La jubilación flexible se abre a autónomos y amplía la jornada laboral
El Gobierno ha dado luz verde a la reforma de la jubilación flexible, un cambio que entrará en vigor el 28 de agosto y que, finalmente, permitirá a los autónomos acceder a esta modalidad y ampliar las posibilidades de compatibilizar el cobro de la pensión con el trabajo.
Un nuevo marco para la jubilación activa
La medida, publicada en el Boletín Oficial del Estado (BOE), amplía significativamente el alcance de la jubilación flexible, que hasta ahora estaba limitada a aquellos pensionistas que regresaban al mercado laboral a través de contratos a tiempo parcial. Ahora, los autónomos podrán optar a esta vía, siempre que cumplan con los requisitos establecidos, incluyendo la limitación de no haber estado dados de alta como autónomos en los últimos tres años.

Flexibilidad laboral: un cambio de paradigma
La reforma introduce una notable flexibilidad en cuanto al tiempo dedicado al trabajo. Hasta ahora, los pensionistas que se acogían a la jubilación flexible solo podían realizar entre el 25% y el 75% de la jornada laboral habitual. A partir de ahora, podrán trabajar entre el 33% y el 80%, una ampliación considerable que responde a la creciente demanda de compatibilidad entre la vida laboral y la jubilación.

Incentivos económicos para el regreso al mercado
Para incentivar el retorno al mercado laboral, la reforma establece un sistema de incentivos económicos. Los trabajadores que regresen al empleo después de haberse jubilado y hayan permanecido al menos seis meses como pensionistas recibirán un 25% adicional sobre la pensión compatible si trabajan entre el 55% y el 80% de la jornada, y un 15% adicional si lo hacen entre el 33% y el 55%. En el caso de los autónomos, la cuantía de la pensión compatible será del 25% de la prestación reconocida, independientemente del volumen de actividad.

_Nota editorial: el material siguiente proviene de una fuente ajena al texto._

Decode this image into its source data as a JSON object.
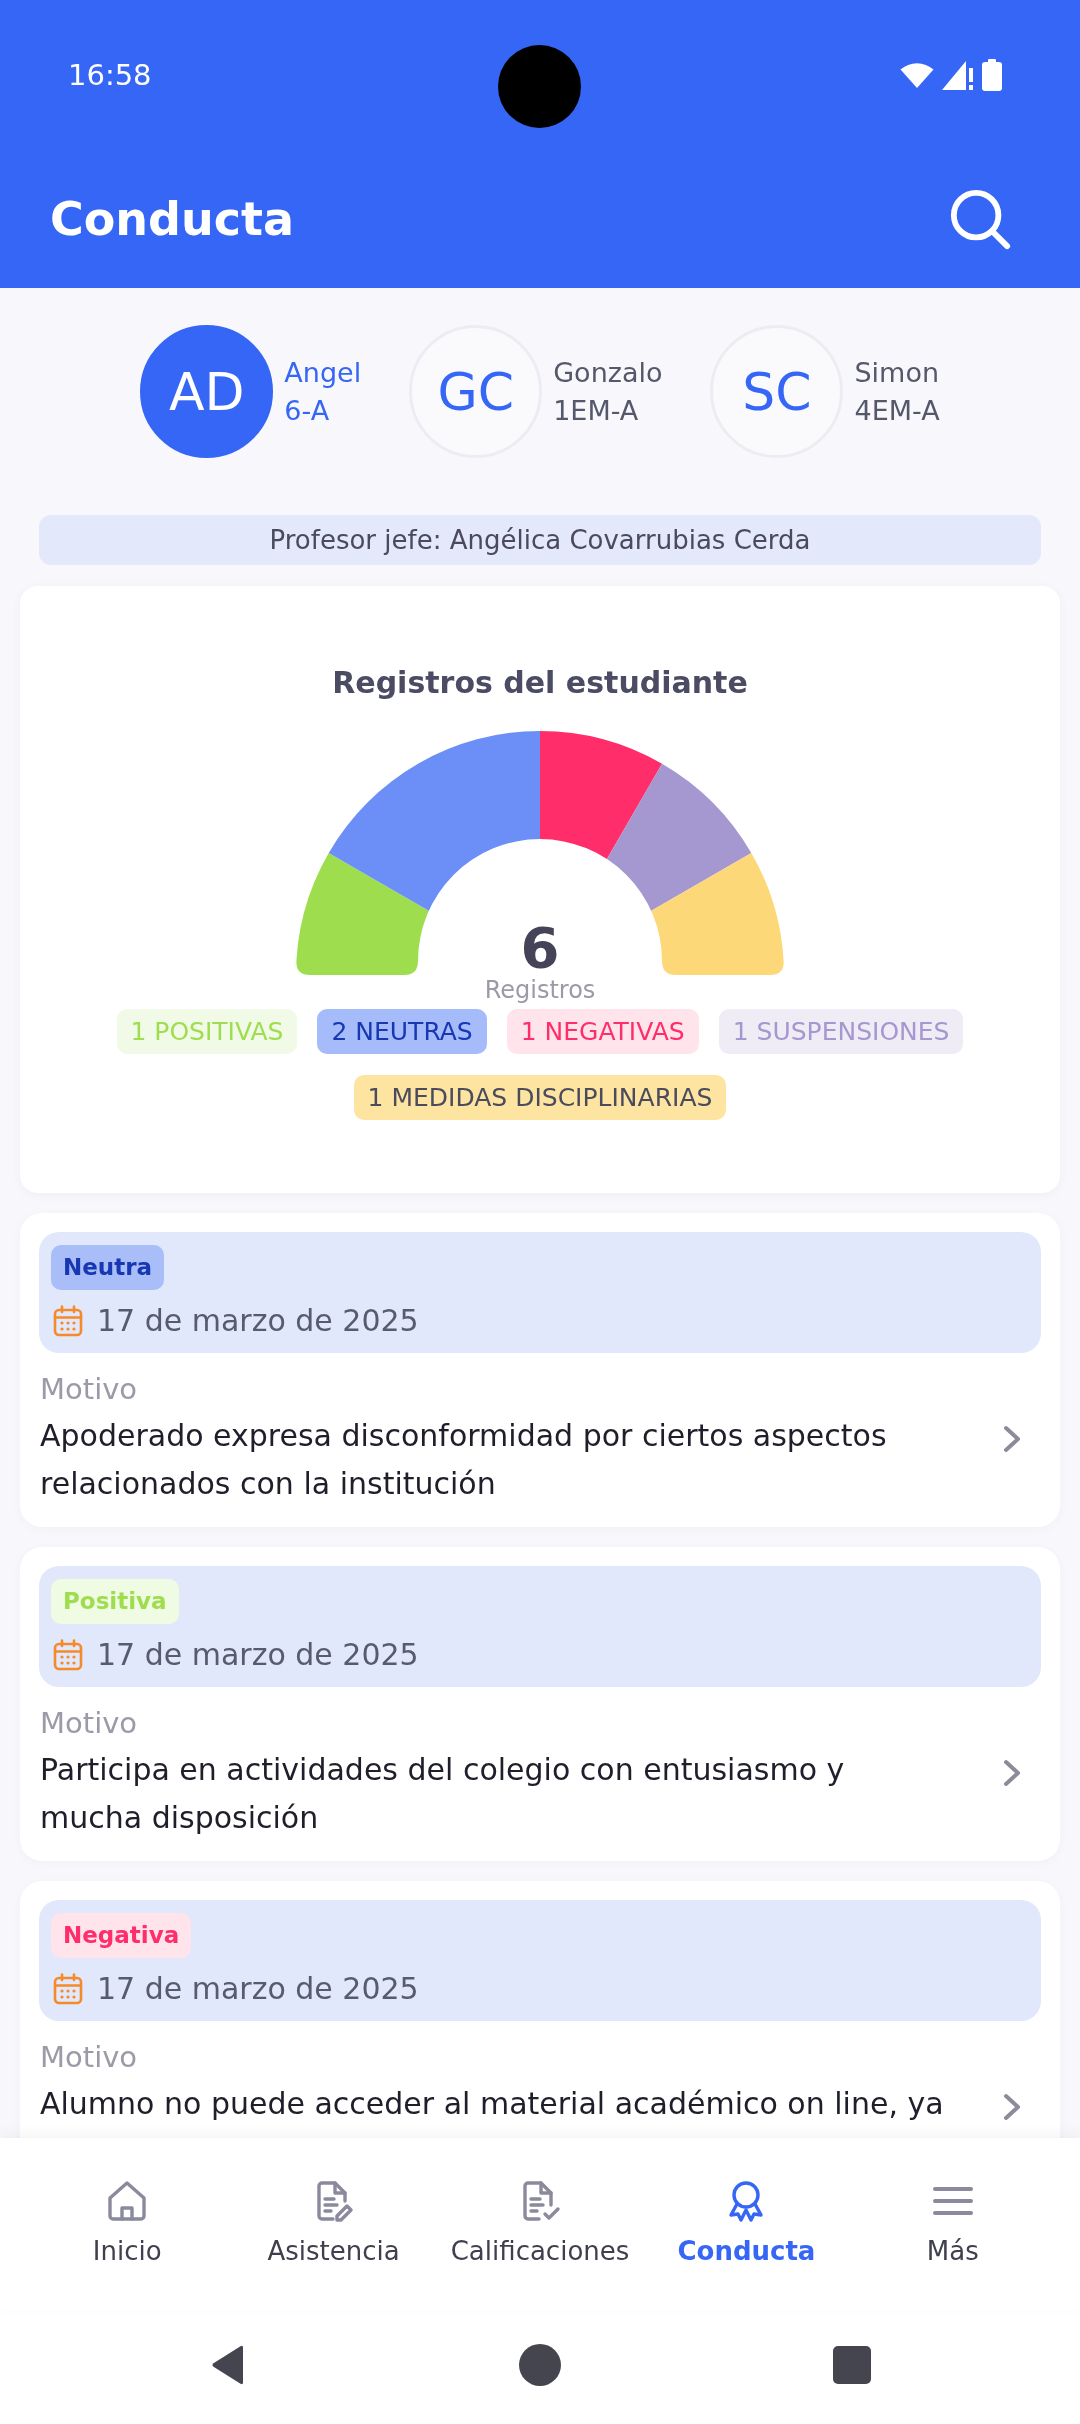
{
  "status_bar": {
    "time": "16:58"
  },
  "header": {
    "title": "Conducta"
  },
  "students": [
    {
      "initials": "AD",
      "name": "Angel",
      "course": "6-A",
      "selected": true
    },
    {
      "initials": "GC",
      "name": "Gonzalo",
      "course": "1EM-A",
      "selected": false
    },
    {
      "initials": "SC",
      "name": "Simon",
      "course": "4EM-A",
      "selected": false
    }
  ],
  "teacher_banner": "Profesor jefe: Angélica Covarrubias Cerda",
  "chart": {
    "chart_data": {
      "type": "donut",
      "title": "Registros del estudiante",
      "values": [
        16.67,
        33.33,
        16.67,
        16.67,
        16.66
      ]
    },
    "total": "6",
    "total_label": "Registros",
    "tags": [
      {
        "label": "1 POSITIVAS",
        "kind": "positive",
        "color": "#9ede4e"
      },
      {
        "label": "2 NEUTRAS",
        "kind": "neutral",
        "color": "#6b8ff7"
      },
      {
        "label": "1 NEGATIVAS",
        "kind": "negative",
        "color": "#ff2d6a"
      },
      {
        "label": "1 SUSPENSIONES",
        "kind": "suspension",
        "color": "#a597cf"
      },
      {
        "label": "1 MEDIDAS DISCIPLINARIAS",
        "kind": "disciplinary",
        "color": "#fdd878"
      }
    ]
  },
  "records": [
    {
      "kind": "neutral",
      "type": "Neutra",
      "date": "17 de marzo de 2025",
      "reason_label": "Motivo",
      "reason": "Apoderado expresa disconformidad por ciertos aspectos relacionados con la institución"
    },
    {
      "kind": "positive",
      "type": "Positiva",
      "date": "17 de marzo de 2025",
      "reason_label": "Motivo",
      "reason": "Participa en actividades del colegio con entusiasmo y mucha disposición"
    },
    {
      "kind": "negative",
      "type": "Negativa",
      "date": "17 de marzo de 2025",
      "reason_label": "Motivo",
      "reason": "Alumno no puede acceder al material académico on line, ya"
    }
  ],
  "bottom_nav": [
    {
      "kind": "home",
      "label": "Inicio",
      "selected": false
    },
    {
      "kind": "attendance",
      "label": "Asistencia",
      "selected": false
    },
    {
      "kind": "grades",
      "label": "Calificaciones",
      "selected": false
    },
    {
      "kind": "conduct",
      "label": "Conducta",
      "selected": true
    },
    {
      "kind": "more",
      "label": "Más",
      "selected": false
    }
  ]
}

Detalles clave de la reforma
La cuantía de la pensión se reducirá en función de las horas trabajadas, aunque la reforma introduce incentivos para aquellos que regresen al mercado laboral después de un período de inactividad. El cobro de la pensión podrá solicitarse en cualquier momento una vez concedida la jubilación, eliminando la exigencia de un período de espera. La condición de pensionista se mantendrá mientras se compatibilice el empleo y la pensión, incluyendo el complemento para reducir la brecha de género y el antiguo complemento por maternidad, reducidos proporcionalmente.

Una medida controvertida
Si bien la ministra de Inclusión, Seguridad Social y Migraciones, Elma Saiz, defiende la reforma como un “marco más amplio y más atractivo” para aquellos que desean seguir trabajando, algunos jubilados y autónomos han expresado su preocupación por la posible “trampa” de esta nueva modalidad, que podría utilizarse como una forma de prolongar una actividad laboral preexistente. La reforma, sin embargo, busca facilitar una salida gradual del mercado laboral, ofreciendo alternativas a quienes desean seguir contribuyendo a la economía.